India is losing its economic way, in part because it is centralising power without a persuasive economic vision, he said. “We risk wasting the demographic dividend,” he added.
India’s economic growth slowed to a six-year low of 5 per cent in the quarter ended June 2019. “Growth has slowed considerably. The fiscal deficit is large, leaving little room to do much about growth,” said Rajan.
He said investment banks’ projections indicate there isn’t “going to be a rebound in the very short run”.
Rajan said the actual fiscal deficit may be much higher than the combined fiscal deficit of states and the Centre at 7 per cent.
“Revenue projections are very optimistic by most counts. What is less noted and something that the auditor general flagged is that a lot of borrowing is going on through off-balance sheet borrowings,” he said.

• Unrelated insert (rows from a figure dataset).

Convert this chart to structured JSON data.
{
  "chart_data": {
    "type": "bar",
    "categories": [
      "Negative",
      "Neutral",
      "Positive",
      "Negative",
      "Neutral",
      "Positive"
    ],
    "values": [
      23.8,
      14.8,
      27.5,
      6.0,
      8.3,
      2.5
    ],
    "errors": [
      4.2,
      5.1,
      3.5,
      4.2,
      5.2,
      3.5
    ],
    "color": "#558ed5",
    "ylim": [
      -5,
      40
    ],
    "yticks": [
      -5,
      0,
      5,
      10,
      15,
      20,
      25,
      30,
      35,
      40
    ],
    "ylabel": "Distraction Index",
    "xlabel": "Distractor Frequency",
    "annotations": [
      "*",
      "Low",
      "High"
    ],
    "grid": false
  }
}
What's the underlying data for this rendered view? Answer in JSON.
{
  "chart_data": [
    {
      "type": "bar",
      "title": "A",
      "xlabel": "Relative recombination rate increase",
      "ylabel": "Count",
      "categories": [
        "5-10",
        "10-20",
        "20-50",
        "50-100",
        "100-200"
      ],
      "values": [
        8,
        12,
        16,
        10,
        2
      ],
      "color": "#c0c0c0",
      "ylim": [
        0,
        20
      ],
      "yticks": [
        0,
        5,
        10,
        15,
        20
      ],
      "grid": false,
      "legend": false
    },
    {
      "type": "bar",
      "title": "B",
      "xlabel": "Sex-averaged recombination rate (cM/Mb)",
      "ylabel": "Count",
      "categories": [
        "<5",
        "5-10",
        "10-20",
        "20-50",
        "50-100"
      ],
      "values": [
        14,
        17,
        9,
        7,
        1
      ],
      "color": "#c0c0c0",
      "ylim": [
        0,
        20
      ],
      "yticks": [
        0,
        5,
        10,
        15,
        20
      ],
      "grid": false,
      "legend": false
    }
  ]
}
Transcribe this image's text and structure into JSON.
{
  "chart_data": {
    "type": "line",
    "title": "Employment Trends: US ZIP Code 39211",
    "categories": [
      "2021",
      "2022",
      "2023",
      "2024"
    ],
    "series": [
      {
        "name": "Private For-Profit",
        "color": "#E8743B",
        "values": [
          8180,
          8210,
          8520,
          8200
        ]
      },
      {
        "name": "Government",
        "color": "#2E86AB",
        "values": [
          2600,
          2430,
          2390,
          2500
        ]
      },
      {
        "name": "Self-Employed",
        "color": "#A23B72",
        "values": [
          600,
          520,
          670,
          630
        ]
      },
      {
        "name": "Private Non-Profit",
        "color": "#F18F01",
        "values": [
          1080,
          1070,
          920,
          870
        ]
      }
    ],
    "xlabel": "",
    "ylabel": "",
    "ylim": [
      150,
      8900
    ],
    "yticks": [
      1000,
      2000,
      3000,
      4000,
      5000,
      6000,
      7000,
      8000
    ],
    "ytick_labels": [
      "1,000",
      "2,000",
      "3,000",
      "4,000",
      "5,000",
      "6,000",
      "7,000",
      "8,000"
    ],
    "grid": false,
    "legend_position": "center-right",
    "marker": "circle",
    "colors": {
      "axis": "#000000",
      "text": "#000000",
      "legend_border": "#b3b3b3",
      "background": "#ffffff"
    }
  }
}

He said borrowings of the Food Corporation of India should be thought of as a part of the fiscal deficit and that the actual combined fiscal deficit has been pegged at 9-10 per cent by global investment firms.
The fiscal deficit is also under pressure because of a rise in contingent liabilities, he said.
Rising NPAs means banks will need more capitalisation. In addition, healthcare schemes like the Ayushman Bharat will require greater allocations in the Budget.